Sobriété énergétique
Le corpus fait ressortir un constat largement partagé entre les intervenants entendus : la sobriété, entendue comme réduction de la consommation d'énergie, est présentée comme un pilier incontournable de la transition. M. David Marchal (M. David Marchal) souligne qu'elle est un résultat et non une hypothèse, en s'appuyant sur les scénarios de l'ADEME : « nos quatre scénarios comprennent au moins 25 % de réduction de la consommation d'énergie ». Plusieurs voix vont plus loin en la posant comme socle absolu. M. Nicolas Hulot (M. Nicolas Hulot) la qualifie de « clé de voûte de toute réussite », et M. Jean-Marc Jancovici (M. Jean-Marc Jancovici) la juge « incontournable ». La table ronde (M. Yves Bouvier & Mme Nathalie Ortar) rappelle que la transition exige d'agir sur les consommations (sobriété, rénovation thermique, mobilités) et pas seulement sur la production. M. François Hollande (M. François Hollande) en fait un « troisième pilier » face aux filières de production, en notant qu'« il n'y a pas de centrale de la sobriété énergétique, mais des comportements ».

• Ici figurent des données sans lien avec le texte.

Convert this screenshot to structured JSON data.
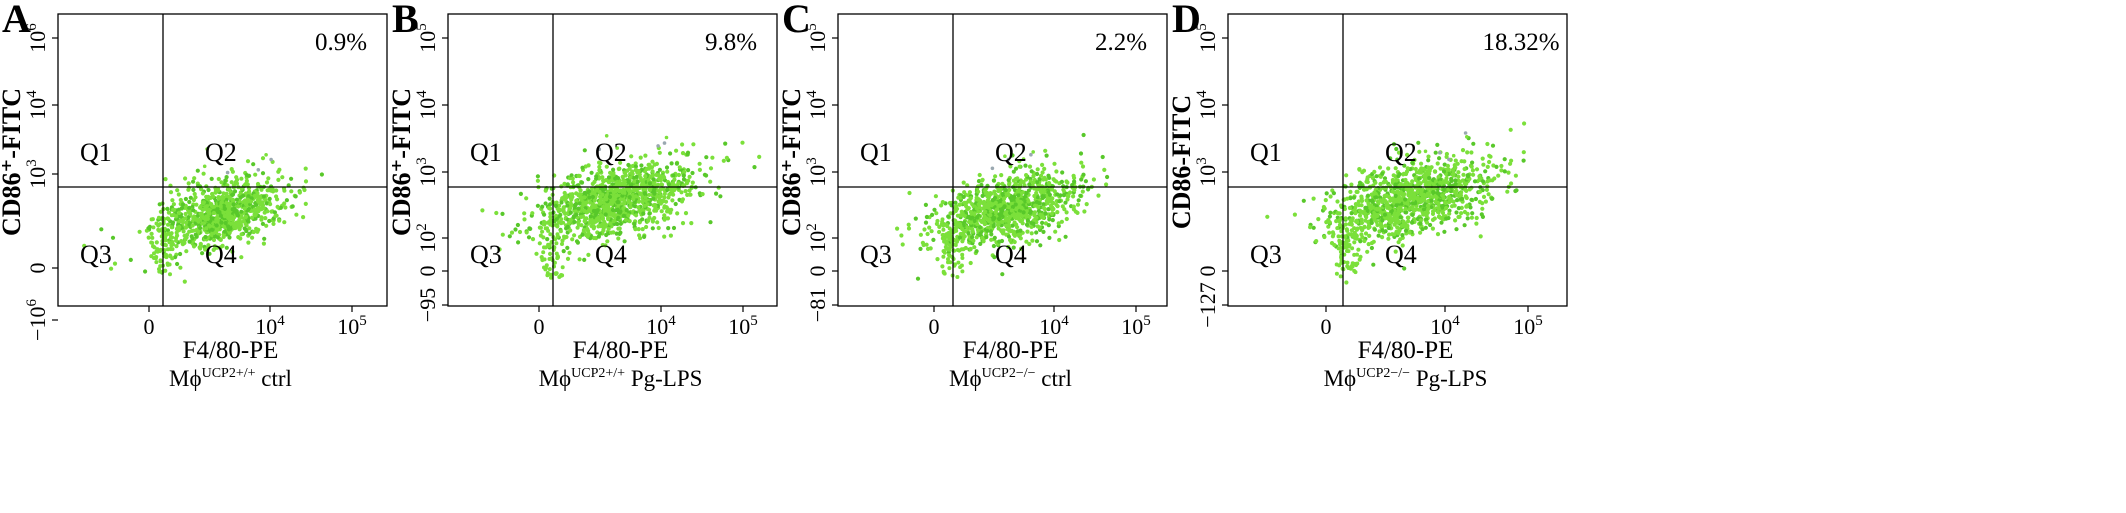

Un point d'articulation revient : le lien entre sobriété et production décarbonée. M. Marchal (M. David Marchal) concède que « plus nous consommons et moins nous saurons le faire uniquement avec des énergies renouvelables », tandis que M. Jancovici (M. Jean-Marc Jancovici) résume que « le nucléaire n'évitera pas des efforts massifs de sobriété, mais les allégera ». La sobriété conditionne ainsi les deux thèses de production.
Les clivages portent surtout sur la nature et la solidité de la démarche. M. Patrick Jolivet (M. David Marchal) insiste sur sa dimension structurelle : « l'injonction à la sobriété est vaine si elle ne se rabat que sur un niveau individuel », un enjeu « avant tout collectif ». M. Jancovici (M. Jean-Marc Jancovici) défend une « hiérarchie des renoncements » assumée et équitable, y compris symbolique (« oublier les agrocarburants pour promener des riches en avion »), et formule l'arbitrage politique : « Combien sommes-nous prêts à payer aujourd'hui, en kilomètres en voiture non effectués, pour continuer à vivre en démocratie dans vingt ans ? »
Le président Raphaël Schellenberger conteste à plusieurs reprises la robustesse méthodologique de l'approche : il attaque une enquête d'acceptabilité de l'ADEME sur « un échantillon de seulement trente personnes » (M. David Marchal) et qualifie de « spéculatifs » les propos sur la sobriété des ménages (M. Yves Marignac), face à M. Yves Marignac qui plaide pour la légitimité politique de la maîtrise de la demande.
Enfin, la définition politique de la sobriété est défendue contre deux accusations symétriques : Nathalie Ortar (M. Yves Bouvier & Mme Nathalie Ortar) la distingue du « modèle amish », et Élisabeth Borne (Mme Élisabeth Borne) la sépare de la décroissance (« choisir de consommer moins […] sur le long terme »). M. Nicolas de Maistre (M. Nicolas de Maistre) l'inscrit dans la stratégie nationale de résilience, sur le modèle suédois de défense totale.
Qui en parle
- M. David Marchal (ADEME, M. David Marchal) : la baisse de consommation (au moins 25 %) est un résultat de tous les scénarios, pas une option.
- M. Patrick Jolivet (ADEME, M. David Marchal) : la sobriété est un enjeu collectif et structurel, pas une somme de gestes individuels.
- M. Jean-Marc Jancovici (M. Jean-Marc Jancovici) : sobriété incontournable, cadrée par une hiérarchie des renoncements équitable.
- M. Nicolas Hulot (M. Nicolas Hulot) : la sobriété, « clé de voûte de toute réussite » énergétique.
- M. François Hollande (M. François Hollande) : la sobriété comme troisième pilier, faite de comportements.
- Élisabeth Borne (Mme Élisabeth Borne) : la sobriété n'est ni décroissance ni pénurie passagère.
- M. Nicolas de Maistre (M. Nicolas de Maistre) : le plan de sobriété comme dispositif préventif de résilience nationale.
- M. Yves Marignac (M. Yves Marignac) : légitimité politique de la maîtrise de la demande.
- M. Raphaël Schellenberger (président) : contestation méthodologique et critique du caractère « spéculatif » des données.
- Nathalie Ortar / Yves Bouvier (M. Yves Bouvier & Mme Nathalie Ortar) : sobriété sérieuse vs « modèle amish » ; rôle pédagogique historique de l'État.